I was probably 15 before I realized they were the same word.

53 Richard Lawrence Cohen June 27, 2005 at 5:21 pm

My father, who was an English teacher, taught me the term for mispronouncing a word because you’d only seen it in print, not heard it said aloud: orthographic pronunciation. He said it was an honorable flaw, a trait of people who read a lot and were intellectually upwardly mobile.

54 David Gillies June 28, 2005 at 12:55 pm

Nope: lissom has a short (breve) i, as per the i in ‘hit’. British pronunciation of facile is short a, long i (a as in ‘cat’, i as in ‘pie’). A number of your other pronunciations sound odd to my ears. This is of course a problem with any pronunciation guide. More accurate rendering can be achived with Unicode encodings of IPA phonetic symbols. For example, in the US, the word ‘garage’ has a sort of faux-French pronunciation: gəräzh, whereas in British English it’s gărĭj. Further, RP British English (my accent) is non-rhotic, US English is (in general) rhotic. We distinguish ‘t’ and ‘d’ more strongly, so that ‘coating’ and ‘coding’ sound quite different in RP.

To read this you’ll need a browser with UTF-8 support.

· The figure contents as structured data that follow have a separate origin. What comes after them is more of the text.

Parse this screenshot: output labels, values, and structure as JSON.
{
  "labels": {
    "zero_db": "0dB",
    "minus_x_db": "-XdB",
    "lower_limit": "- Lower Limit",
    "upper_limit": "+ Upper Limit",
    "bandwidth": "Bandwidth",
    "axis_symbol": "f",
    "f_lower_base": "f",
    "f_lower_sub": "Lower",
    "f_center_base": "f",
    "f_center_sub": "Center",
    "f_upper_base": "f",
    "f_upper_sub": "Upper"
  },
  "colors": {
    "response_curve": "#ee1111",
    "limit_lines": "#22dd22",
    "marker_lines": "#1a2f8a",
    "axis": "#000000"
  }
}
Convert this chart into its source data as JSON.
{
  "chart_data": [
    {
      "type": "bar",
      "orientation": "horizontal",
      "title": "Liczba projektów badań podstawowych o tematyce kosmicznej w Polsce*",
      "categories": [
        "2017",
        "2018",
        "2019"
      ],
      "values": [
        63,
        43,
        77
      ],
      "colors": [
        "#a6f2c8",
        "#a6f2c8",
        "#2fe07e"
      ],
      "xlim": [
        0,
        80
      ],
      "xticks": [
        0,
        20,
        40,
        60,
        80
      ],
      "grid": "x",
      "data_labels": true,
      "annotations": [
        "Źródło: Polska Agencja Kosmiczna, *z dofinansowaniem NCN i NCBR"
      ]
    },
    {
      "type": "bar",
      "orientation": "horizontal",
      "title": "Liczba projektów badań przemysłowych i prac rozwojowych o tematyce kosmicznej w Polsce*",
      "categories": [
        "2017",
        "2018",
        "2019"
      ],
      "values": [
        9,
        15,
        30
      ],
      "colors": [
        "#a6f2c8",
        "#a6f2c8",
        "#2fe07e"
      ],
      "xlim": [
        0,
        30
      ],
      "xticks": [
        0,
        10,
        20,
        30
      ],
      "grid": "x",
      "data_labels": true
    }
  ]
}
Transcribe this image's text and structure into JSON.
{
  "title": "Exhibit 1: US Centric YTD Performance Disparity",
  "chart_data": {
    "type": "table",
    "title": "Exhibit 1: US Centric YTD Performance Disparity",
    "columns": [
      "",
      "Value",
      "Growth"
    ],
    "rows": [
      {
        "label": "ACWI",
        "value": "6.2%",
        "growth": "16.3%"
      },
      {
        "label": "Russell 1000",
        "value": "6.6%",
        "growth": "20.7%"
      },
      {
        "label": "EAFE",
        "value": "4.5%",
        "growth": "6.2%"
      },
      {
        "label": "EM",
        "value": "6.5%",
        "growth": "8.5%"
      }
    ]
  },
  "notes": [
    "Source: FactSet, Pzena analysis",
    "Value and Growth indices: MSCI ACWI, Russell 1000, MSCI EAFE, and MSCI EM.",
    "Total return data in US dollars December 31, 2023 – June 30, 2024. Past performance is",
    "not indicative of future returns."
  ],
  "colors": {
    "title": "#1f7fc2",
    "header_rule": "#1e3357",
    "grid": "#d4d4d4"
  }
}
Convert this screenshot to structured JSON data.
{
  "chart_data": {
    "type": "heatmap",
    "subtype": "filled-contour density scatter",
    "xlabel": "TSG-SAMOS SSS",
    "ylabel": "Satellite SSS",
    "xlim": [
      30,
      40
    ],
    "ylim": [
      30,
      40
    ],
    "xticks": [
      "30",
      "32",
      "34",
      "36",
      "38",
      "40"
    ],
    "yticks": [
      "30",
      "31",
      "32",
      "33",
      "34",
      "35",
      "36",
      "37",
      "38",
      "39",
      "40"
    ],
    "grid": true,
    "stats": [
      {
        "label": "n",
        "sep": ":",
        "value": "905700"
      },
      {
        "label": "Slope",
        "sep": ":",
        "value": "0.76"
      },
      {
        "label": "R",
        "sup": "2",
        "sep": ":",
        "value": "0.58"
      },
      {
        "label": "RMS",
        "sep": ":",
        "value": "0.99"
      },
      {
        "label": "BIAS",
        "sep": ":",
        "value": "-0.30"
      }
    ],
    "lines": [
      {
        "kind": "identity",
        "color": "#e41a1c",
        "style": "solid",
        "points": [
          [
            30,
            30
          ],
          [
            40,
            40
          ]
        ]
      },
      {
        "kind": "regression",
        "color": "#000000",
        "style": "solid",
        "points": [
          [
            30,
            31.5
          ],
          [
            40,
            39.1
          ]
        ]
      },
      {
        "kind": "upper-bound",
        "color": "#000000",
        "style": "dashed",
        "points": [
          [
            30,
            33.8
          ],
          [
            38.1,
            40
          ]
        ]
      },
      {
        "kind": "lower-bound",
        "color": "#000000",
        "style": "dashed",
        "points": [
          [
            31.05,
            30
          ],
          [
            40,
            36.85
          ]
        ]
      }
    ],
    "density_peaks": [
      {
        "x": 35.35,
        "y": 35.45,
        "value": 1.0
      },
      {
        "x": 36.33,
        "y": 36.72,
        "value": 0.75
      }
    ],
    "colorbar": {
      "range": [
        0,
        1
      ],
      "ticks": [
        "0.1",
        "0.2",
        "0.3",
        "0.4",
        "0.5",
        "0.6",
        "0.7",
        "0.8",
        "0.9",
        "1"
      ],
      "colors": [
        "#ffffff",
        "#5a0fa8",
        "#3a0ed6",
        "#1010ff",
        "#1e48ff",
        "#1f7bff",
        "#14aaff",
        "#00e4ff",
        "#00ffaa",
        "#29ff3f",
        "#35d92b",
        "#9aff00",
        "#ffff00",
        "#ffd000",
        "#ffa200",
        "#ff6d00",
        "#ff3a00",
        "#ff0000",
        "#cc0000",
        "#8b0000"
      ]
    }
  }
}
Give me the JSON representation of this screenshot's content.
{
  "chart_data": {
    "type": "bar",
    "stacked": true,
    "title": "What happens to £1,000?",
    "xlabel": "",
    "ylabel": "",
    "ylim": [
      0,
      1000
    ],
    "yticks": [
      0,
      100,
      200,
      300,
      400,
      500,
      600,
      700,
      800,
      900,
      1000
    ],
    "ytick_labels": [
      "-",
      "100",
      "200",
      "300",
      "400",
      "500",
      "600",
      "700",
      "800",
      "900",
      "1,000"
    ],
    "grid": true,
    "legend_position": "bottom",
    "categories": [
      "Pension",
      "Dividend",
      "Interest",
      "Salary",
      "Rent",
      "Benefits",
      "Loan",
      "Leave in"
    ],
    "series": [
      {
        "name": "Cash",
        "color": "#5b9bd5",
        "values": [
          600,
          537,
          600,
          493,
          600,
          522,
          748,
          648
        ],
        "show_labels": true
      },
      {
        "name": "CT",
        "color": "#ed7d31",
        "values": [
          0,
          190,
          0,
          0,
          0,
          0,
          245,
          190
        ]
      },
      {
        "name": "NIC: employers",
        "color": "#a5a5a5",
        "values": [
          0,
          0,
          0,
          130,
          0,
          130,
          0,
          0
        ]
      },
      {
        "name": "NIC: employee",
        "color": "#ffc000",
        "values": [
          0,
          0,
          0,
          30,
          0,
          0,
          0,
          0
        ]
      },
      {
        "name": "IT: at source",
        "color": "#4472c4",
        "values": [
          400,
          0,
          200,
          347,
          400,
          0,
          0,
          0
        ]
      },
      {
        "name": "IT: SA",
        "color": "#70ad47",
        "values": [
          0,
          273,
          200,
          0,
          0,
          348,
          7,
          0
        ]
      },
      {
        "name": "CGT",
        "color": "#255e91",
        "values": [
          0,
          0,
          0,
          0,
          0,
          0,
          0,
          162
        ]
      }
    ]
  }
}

55 Michelle Dulak Thomson June 28, 2005 at 3:54 pm

David Gillies,

I’ve actually seen “garage” spelled (er, spelt) in England as “garridge,” which is pronounced pretty well as it looks, with the first syllable accented.

Re ‘d’ vs. ‘t,’ I came back from a year in London with “an accent,” of which the one vestige people still notice 16 years later is that I emphasize my ‘t’s, especially at the ends of words, but also internally.

56 Saltation July 1, 2005 at 1:00 pm

>(For the record, the proper pronunciation of those words is “FASS-iyle,” “in-KO-it,” “PALL-ee-glott,” and “LIE-some.”)

uh… no. facile is correct, the others are not.

using your syntax:

in-KO-ate

POLL-ee-glott

LISS-um (or LISS-some)

but i must wholeheartedly applaud Richard Cohen’s father’s words (previous commenter)

but it’s a fluid constantly changing language. and if you want to REALLY amuse yourself, read books from the 17th and 18th centuries, and discover that words don’t mean the same thing now as they did then. like “discover”- which meant something closer to “show” (uncover). and words like though and through and bough, were all pronounced thuff, thruff, and buff.